Tout d'abord, c'est un communicateur et un évangéliste efficace, à une époque où chacun s'accorde à dire que la mission, c'est-à-dire attirer les gens à la foi, doit être une priorité absolue pour le prochain pape. Son style simple et naturel, associé à son don pour séduire les foules et susciter à parts égales rires et larmes, ferait de lui une star immédiate sur la scène internationale.
En outre, Tagle donnerait un visage et une voix au dynamisme de l'Église catholique dans les pays en développement, notamment en Asie, qui, avec ses 23 cardinaux électeurs, constituera une force importante lors de ce conclave. À l'heure où près des trois quarts des 1,3 milliard de catholiques du monde vivent hors d'Occident, l'idée d'un pape asiatique pourrait séduire certains cardinaux.
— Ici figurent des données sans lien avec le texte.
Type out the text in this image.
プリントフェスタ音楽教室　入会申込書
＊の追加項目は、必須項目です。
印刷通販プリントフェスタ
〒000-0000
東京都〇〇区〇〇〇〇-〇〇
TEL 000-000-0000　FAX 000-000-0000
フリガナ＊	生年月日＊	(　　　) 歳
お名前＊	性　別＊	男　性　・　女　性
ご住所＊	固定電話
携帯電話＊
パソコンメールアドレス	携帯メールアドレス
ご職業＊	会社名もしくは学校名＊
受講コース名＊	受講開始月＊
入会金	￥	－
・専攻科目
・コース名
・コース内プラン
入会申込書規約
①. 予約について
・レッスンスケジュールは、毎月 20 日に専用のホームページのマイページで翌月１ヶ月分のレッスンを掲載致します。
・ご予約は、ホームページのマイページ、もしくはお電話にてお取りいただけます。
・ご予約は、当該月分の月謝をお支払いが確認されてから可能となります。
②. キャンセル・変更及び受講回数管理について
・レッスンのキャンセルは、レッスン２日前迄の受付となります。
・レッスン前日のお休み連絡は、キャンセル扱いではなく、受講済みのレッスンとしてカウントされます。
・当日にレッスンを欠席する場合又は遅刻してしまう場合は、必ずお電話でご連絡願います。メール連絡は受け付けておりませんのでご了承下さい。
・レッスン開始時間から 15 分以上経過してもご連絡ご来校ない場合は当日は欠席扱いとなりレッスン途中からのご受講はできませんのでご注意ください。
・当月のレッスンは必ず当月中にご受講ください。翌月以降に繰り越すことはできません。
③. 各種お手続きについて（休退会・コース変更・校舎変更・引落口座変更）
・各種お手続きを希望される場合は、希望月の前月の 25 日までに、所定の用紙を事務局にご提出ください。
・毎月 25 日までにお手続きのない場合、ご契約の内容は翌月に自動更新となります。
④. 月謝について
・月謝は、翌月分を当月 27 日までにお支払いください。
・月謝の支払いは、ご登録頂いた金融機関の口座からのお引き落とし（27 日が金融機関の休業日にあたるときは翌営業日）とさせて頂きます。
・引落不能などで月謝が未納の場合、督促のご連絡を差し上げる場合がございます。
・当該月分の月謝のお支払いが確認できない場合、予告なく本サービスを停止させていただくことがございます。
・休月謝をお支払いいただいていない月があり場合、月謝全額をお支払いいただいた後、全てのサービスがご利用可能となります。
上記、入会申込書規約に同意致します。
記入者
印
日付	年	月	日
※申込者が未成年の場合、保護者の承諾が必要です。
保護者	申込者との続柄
Le fait que Tagle soit d’origine chinoise pourrait être un atout dans les relations entre le Vatican et la Chine, même si cela pourrait également inquiéter certains autres cardinaux asiatiques déjà un peu méfiants à l’égard de l’hégémonie chinoise dans la région.
Les arguments contre ?
Pour le dire franchement, de nombreux observateurs au sein de l'Église, dont de nombreux cardinaux, croient en privé que Tagle n'est tout simplement pas prêt à occuper une place de choix. Ils jugent son image publique superficielle et, en coulisses, affirment qu'il a eu six ans pour prouver qu'il était capable d'assumer la lourde tâche d'un véritable leadership au Vatican, sans grand résultat.
C'est une préoccupation particulière à une époque où la plupart des cardinaux estiment que le prochain pape doit être un gouverneur fort, capable, entre autres, de gérer la grave crise financière à laquelle le Vatican est confronté, notamment en raison des obligations de retraite non financées et d'autres déficits. Si Tagle n'a pas pu diriger efficacement Caritas, ils peuvent se demander quel espoir lui reste-t-il de superviser l'ensemble du Vatican ?
De plus, les cardinaux plus conservateurs n'apprécient probablement pas non plus la théologie et la politique de Tagle, qu'ils jugent un peu trop à gauche. En résumé, l'accusation portée contre eux serait qu'un vote pour Tagle équivaut en réalité à un vote pour le pape François au second tour, exprimé uniquement en tagalog, et non en espagnol porteño.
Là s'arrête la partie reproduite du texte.